While the sound system, stylish design and menu will doubtless expand the cool factor of the downtown restaurant scene, Rechter will quickly remind you that American Icon’s focus is the beer. Locally he will compete with Walking Tree Brewery near the airport; Sailfish Brewery in Fort Pierce, and to a lesser degree, the small Orchid Island Brewing on the beach. But Rechter’s goal is much broader – he hopes his brand will go statewide, at minimum.
For that, he hired Alex Postelnek, former lead brewer at Fort Lauderdale’s Funky Buddha Brewery, often counted among the top in Florida. Postelnek, who has been living in Vero since August, advised Rechter on everything from layout and equipment to the “ridiculously expensive” chemical-resistant floor tiles in the brewing area.
Overseeing the beer-making and recipes is Jesse Robles, former head brewer at Florida Beer Company, a very large contract beer operation in Cape Canaveral. Both Postelnek and Robles trained at Siebel Institute in Chicago.

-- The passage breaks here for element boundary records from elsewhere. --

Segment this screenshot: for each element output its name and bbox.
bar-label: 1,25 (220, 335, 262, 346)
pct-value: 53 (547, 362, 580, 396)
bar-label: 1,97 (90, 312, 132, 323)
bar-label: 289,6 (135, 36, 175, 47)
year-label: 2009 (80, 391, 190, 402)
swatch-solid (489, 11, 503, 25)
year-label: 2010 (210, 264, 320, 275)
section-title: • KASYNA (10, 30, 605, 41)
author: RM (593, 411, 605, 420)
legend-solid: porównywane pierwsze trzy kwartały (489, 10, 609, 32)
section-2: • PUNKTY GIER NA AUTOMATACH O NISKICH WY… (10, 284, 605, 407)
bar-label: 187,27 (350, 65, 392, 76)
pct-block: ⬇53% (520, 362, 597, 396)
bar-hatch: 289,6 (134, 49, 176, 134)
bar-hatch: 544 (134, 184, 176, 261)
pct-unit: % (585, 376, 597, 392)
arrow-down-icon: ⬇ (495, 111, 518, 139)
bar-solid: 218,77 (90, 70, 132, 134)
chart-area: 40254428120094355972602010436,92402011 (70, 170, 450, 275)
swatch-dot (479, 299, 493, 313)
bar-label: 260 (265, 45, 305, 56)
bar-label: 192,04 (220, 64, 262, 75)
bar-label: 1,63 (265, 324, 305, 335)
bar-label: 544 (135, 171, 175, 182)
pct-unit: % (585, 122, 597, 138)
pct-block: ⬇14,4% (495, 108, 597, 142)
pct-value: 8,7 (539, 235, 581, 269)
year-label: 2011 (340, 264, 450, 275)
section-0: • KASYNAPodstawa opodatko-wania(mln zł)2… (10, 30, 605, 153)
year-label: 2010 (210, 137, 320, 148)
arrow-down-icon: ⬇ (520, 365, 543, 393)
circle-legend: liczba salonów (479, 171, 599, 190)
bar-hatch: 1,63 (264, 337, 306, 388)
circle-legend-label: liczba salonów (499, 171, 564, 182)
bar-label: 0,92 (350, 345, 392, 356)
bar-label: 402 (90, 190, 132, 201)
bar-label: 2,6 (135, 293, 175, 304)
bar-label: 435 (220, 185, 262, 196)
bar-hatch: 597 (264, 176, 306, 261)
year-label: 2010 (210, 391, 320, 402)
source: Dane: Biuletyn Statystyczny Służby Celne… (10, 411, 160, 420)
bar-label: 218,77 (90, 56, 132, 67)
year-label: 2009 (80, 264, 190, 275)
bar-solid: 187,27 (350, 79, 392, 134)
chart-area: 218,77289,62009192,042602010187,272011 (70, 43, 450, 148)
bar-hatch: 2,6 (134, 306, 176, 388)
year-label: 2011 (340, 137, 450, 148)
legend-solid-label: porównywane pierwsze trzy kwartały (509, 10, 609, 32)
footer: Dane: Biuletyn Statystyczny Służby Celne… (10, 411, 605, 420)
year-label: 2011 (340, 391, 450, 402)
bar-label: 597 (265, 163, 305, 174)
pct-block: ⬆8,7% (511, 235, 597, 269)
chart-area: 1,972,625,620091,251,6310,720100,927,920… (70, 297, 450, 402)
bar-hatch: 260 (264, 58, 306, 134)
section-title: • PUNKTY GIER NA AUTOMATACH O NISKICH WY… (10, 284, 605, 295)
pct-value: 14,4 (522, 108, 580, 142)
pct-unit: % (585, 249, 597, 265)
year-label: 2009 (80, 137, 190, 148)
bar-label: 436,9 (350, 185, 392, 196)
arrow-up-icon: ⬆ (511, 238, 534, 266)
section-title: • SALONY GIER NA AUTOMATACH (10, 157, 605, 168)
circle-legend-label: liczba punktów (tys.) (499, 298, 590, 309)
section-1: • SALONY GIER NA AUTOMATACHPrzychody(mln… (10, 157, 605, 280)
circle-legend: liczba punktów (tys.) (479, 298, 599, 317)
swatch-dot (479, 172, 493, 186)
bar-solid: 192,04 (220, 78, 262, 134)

The seven fermentation tanks and 15-barrel brewhouse leave room for a canning or bottling line down the road. In the meantime, the newly poured loading dock will allow trucks to load kegs of beer to deliver to Rechter’s American Icon Fort Lauderdale location – a gastropub with liquor license but no brewing facilities – opening soonAs Rechter gave a tour of the Vero brewery bustling with last-minute preparations, he was interrupted by a team of fire inspectors. “Congratulations,” called out one in the team of men passing through the beer room wide-eyed. “You passed.”